Contrat groupe de la banque ou délégation d’assurance : comment trancher
Les banques commercialisent des contrats groupe mutualisés : la cotisation est calculée sur un risque moyen, partagé entre tous les emprunteurs du portefeuille. Les assureurs externes proposent des contrats individuels, avec une tarification ajustée au profil de chaque emprunteur.
Pour un emprunteur jeune, non-fumeur, sans antécédent médical et exerçant une profession sans risque particulier, la délégation d’assurance est presque toujours plus compétitive. Le contrat groupe fait payer ce profil au-dessus de son risque réel.
La situation s’inverse pour des profils plus âgés ou présentant des antécédents de santé.

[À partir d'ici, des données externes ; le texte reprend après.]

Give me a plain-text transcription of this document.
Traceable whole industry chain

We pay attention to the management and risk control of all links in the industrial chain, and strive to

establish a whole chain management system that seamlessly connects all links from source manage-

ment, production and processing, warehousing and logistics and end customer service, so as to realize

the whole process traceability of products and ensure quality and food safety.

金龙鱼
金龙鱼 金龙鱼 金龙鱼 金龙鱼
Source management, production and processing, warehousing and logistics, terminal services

Le contrat groupe, justement parce qu’il mutualise, peut offrir une couverture à un tarif que l’assurance individuelle ne pourra pas égaler. La mutualisation protège les profils que le marché individuel pénalise.
Le choix ne se résume donc pas à une comparaison de prix. Il dépend du profil de l’emprunteur, de la durée restante du crédit immobilier et du niveau de garanties recherché.
Calendrier réglementaire : ce qui s’applique à partir de septembre 2026
L’avis du CCSF du 24 juin 2026 prévoit une mise en application en deux temps :
- À partir du 1er septembre 2026, les nouvelles règles d’harmonisation des garanties s’appliquent aux contrats volontairement conformes.
- Au 1er janvier 2027, l’ensemble du marché de l’assurance emprunteur devra respecter ces standards, sans exception.
- Les emprunteurs disposant d’un contrat en cours conservent leur droit de résiliation à tout moment, conformément à la loi Lemoine.
Ce calendrier donne aux emprunteurs qui envisagent un changement un repère clair. Attendre janvier 2027 permet de comparer des offres construites sur les mêmes définitions de garantie, ce qui réduit le risque de perdre en couverture lors d’une substitution.
Le marché de l’assurance emprunteur gagne en lisibilité avec ces nouvelles normes. La flexibilité acquise depuis 2022 trouve un cadre plus protecteur, à condition de vérifier chaque contrat au-delà du seul taux affiché.